Mais uma vez, a virtude

Nesse pequeno texto busca-se trazer ao conhecimento um aspecto definido pelo filósofo escocês Alasdair MacIntyre em sua ética: como agentes morais, nós, seres humanos, somos animais racionais e dependentes. No livro Dependent Rational Animals, publicado em 1999, MacIntyre procura sustentar seu ponto de vista de que as virtudes são essenciais para a vida humana, e para isso propõe que os seres humanos são criaturas vulneráveis e dependentes, que devem sua existência, sobrevivência e desenvolvimento (flourishing) aos outros. Para provar essa proposição, MacIntyre traça paralelos entre os seres humanos e os animais de grande inteligência, como os golfinhos e os chimpanzés, defende que seja reconhecido como moralmente importante a vulnerabilidade humana e a dependência que cada um tem dos outros, e a necessidade de uma concepção das relações sociais e do bem comum que sustente virtudes de independência racional (virtues of rational independence) e de reconhecida dependência (virtues of acknowledged dependence).

De particular interesse, aqui, é a ideia de que o desenvolvimento (flourishing) demanda as outras pessoas. Essa noção é associada pelo autor ao bem (good), que é descrito no livro em três níveis: primeiro, existem coisas que podem ser vistas como meios para um fim (habilidades, oportunidades, capacidades que permitem que alguém alcance um bem); em segundo lugar, o bem como um fim em si, definido como algo interno a certas práticas que alguém pode engajar-se socialmente. Por fim, o bem atribuído aos julgamentos de como um indivíduo ou comunidade podem ordenar os bens de suas vidas – o bem que se associa ao florescimento humano em si. Esses julgamentos devem ser articulados racionalmente, e por serem práticos, permitem que a pessoa se torne um “racional prático” (practical reasoner).

Essa pessoa, esse practical reasoner, é alguém que já superou a dependência associada à criança em uma relação familiar ou de guarda (child-parent/child-guardian relationships), e é capaz de avaliar e modificar seus juízos diante da razão, o que lhe permite escolher razoavelmente entre alternativas.
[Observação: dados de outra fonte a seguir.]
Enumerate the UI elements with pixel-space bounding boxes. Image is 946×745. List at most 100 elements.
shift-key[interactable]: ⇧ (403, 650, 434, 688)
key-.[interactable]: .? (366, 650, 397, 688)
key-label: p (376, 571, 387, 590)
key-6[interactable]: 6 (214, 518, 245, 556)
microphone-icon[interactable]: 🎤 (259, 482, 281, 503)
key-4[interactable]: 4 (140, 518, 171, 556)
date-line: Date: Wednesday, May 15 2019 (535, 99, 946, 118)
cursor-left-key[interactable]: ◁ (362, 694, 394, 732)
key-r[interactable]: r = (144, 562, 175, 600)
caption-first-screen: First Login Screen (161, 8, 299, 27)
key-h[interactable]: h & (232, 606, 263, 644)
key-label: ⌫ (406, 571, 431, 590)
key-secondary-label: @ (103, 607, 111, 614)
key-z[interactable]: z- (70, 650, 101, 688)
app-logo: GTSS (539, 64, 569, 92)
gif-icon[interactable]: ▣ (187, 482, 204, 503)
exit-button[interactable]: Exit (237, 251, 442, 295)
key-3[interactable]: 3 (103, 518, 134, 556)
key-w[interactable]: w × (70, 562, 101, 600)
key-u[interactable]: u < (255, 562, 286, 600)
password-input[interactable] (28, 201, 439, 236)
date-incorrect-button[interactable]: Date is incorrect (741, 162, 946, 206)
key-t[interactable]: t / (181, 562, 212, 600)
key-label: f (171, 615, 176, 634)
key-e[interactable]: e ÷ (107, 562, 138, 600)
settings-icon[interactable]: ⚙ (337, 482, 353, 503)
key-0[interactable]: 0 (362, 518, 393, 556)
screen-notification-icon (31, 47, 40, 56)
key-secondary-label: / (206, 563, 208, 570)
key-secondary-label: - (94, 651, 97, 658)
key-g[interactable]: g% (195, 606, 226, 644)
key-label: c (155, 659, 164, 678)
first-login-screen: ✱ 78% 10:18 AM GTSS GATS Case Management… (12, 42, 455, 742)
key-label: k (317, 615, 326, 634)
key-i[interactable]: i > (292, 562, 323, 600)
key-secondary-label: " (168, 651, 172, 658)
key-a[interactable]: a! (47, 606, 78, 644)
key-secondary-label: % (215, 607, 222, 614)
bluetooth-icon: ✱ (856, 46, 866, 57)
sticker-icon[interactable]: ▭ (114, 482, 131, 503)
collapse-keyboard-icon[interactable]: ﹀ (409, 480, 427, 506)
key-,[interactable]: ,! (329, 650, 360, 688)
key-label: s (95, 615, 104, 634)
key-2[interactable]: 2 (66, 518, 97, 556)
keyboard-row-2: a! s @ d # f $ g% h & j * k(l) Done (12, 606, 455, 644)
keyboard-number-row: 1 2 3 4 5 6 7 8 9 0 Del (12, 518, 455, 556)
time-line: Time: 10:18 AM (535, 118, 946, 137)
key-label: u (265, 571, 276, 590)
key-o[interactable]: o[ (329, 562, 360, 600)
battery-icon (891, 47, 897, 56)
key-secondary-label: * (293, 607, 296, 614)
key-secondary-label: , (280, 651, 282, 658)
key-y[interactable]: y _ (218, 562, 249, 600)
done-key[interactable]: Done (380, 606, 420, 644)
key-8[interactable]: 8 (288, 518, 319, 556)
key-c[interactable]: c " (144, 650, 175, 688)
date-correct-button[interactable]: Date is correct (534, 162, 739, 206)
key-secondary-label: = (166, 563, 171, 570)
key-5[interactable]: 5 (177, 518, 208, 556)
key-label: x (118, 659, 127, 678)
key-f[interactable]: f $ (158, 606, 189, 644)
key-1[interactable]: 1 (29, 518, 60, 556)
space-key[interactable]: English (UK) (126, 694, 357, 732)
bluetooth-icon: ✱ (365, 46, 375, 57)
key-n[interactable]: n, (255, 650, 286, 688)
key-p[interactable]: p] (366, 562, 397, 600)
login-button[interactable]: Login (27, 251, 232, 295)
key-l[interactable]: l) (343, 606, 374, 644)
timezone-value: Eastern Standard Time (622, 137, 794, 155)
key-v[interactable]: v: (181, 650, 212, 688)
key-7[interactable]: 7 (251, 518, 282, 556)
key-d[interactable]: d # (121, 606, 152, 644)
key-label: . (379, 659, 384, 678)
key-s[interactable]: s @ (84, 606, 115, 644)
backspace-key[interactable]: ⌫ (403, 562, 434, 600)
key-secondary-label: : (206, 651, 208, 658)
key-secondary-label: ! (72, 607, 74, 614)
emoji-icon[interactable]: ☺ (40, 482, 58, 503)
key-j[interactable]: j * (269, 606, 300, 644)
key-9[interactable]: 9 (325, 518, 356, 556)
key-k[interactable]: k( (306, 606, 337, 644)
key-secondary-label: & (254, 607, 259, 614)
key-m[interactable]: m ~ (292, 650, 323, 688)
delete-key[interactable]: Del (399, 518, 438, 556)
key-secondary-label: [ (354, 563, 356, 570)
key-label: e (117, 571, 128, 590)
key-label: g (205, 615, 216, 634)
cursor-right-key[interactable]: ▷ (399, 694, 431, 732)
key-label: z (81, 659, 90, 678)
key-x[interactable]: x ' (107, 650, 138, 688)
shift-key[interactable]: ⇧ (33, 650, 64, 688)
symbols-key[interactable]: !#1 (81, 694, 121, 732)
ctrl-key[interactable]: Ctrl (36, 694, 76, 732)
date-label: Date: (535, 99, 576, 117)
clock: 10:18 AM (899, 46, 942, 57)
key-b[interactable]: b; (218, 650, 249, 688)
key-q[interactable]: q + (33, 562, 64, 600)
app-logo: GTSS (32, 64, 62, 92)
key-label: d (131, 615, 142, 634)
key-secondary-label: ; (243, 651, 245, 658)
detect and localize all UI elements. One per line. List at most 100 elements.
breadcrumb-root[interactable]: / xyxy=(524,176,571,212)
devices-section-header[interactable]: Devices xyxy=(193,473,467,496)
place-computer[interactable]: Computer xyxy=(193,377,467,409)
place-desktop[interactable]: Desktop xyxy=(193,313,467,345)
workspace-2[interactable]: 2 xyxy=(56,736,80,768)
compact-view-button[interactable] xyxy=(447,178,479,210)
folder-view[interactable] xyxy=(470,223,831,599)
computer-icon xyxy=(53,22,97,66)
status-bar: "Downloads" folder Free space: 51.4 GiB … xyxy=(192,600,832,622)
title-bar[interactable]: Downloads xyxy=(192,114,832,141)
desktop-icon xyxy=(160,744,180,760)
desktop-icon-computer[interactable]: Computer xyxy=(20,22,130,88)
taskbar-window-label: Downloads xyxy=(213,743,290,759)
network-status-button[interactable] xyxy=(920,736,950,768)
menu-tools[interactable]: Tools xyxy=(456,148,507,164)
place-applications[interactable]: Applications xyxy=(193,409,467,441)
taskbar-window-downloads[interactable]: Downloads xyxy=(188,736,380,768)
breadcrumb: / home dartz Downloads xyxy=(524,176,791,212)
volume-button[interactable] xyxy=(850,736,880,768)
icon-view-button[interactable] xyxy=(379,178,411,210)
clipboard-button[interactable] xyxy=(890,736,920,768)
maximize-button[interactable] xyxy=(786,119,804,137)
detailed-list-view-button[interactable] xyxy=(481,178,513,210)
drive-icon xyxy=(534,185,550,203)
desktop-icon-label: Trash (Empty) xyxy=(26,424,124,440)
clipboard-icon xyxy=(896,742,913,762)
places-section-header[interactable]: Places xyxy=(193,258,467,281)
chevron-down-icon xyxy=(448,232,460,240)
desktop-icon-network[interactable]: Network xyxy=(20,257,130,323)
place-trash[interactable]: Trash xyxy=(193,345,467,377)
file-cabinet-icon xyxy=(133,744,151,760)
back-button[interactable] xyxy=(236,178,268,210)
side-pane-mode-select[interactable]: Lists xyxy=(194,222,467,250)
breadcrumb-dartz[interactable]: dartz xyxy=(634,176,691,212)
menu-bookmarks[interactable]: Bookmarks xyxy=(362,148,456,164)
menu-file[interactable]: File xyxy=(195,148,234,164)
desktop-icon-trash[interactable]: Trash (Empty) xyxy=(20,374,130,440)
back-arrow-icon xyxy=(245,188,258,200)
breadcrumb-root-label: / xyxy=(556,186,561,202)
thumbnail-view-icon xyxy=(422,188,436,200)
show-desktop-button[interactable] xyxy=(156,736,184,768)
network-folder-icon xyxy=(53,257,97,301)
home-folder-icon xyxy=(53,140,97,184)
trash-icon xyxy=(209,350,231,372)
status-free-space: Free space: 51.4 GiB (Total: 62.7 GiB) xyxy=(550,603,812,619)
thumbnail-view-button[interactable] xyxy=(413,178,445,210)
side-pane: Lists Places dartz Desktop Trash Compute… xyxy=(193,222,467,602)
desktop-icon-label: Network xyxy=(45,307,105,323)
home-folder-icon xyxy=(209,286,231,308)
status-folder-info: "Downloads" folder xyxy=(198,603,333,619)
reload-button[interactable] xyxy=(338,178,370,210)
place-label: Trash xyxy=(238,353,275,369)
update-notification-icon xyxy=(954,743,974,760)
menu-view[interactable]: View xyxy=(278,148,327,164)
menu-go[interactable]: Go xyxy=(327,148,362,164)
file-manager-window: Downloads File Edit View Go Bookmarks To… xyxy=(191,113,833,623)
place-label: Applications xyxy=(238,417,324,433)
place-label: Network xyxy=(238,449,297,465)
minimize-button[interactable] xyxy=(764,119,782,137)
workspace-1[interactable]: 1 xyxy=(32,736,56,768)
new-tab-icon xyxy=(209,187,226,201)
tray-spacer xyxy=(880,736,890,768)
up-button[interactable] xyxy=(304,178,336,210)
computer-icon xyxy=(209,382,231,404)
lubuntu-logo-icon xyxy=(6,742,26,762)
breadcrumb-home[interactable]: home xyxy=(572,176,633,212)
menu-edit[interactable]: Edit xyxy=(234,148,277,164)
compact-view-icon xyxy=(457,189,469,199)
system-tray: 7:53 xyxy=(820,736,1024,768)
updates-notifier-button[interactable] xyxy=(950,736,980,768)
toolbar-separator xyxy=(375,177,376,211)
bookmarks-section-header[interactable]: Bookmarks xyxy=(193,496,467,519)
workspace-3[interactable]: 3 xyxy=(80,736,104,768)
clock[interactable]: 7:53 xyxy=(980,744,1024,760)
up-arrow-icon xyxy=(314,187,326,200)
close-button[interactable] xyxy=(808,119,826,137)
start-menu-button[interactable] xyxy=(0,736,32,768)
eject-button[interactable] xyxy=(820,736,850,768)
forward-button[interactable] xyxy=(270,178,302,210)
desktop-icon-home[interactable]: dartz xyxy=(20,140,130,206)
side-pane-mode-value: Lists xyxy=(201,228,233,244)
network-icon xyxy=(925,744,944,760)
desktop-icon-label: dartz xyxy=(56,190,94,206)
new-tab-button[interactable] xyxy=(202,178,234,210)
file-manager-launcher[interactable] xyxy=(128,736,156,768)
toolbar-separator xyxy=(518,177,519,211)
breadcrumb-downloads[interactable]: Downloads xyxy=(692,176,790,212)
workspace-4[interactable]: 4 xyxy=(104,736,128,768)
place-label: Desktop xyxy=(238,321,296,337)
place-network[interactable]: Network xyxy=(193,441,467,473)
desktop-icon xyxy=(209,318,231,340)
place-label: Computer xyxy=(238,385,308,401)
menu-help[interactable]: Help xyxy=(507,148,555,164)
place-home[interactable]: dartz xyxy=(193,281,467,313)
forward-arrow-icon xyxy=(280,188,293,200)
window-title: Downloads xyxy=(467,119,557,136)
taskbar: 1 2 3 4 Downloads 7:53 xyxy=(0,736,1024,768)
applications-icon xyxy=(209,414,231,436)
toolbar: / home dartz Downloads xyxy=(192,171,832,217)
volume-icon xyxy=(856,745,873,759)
A pessoa deve ter a capacidade de compreender o que é o bem, o que é preciso para atingi-lo, mas também precisa de um senso de independência, algo que na infância é praticamente impossível. Além disso, a pessoa deve ser capaz de deixar de lado seus desejos imediatos e buscar fins de longo prazo.

Dito isso, a capacidade de buscar o bem pareceria estar subscrita apenas ao indivíduo, o que conflitaria com o pensamento de um filósofo tão interessado na comunidade e nas suas tradições como MacIntyre. Mas esse conflito não existe; MacIntyre deixa claro que o racional prático independente (independente practical reasoner) é alguém que reconhece sua dependência dos demais. E isso, para MacIntyre, demanda as virtudes morais e intelectuais. À medida em que a criança cresce, mais e mais relacionamentos sociais são estabelecidos, e esses relacionamentos são essenciais para que o raciocínio prático seja possível, e esses relacionamentos demandam a virtude.

Dentro de uma comunidade, cada pessoa se engaja em relacionamentos em que tanto dão algo a outras pessoas quanto recebem delas em particular ou de outras. Esse dar (giving) é não-calculado: o agente virtuoso não está preocupado em reciprocidade ou em assimetria, o que ele dá aos outros é algo que sua razão lhe indicou que deveria ser dado. Em outras palavras, não é uma troca de mercado que envolve um valor equivalente. O bem individual exige um raciocínio prático, o bem comum, um raciocínio político: de “quais bens desempenham alguma coisa em minha vida” se passa para a ideia de “que papel esses bens podem desempenhar na vida da comunidade”.

Muito mais poderia ser dito aqui, mas os limites de espaço impedem maior tratamento da complexa formulação de MacIntyre em Dependent Rational Animals. Como conclusão, gostaria de destacar o fato de que o indivíduo é quem exerce a virtude, mas tal exercício só é possível em relacionamento com outros indivíduos. O bem individual exige considerar também o bem que pode ser produzido com a ação para uma comunidade, e somente aqueles que conseguem raciocinar de maneira independente, isto é, conforme uma reflexão sobre o bem individual consciente da dependência que cada um tem dos demais seres humanos, podem ao mesmo tempo atingir esse bem para si e o bem para sua comunidade.

MacIntyre nunca escondeu seu desprezo para com o liberalismo político clássico, a quem acusa de corroer os valores da comunidade e substituí-los pelos dos indivíduos. Mas, em Dependent Rational Animals a comunidade humana é vista como um ajuntamento de seres humanos independentes, ainda que reconheçam sua dependência uns dos outros. Isso não o torna um liberal, mas ao menos reduz seu viés contra o individualismo.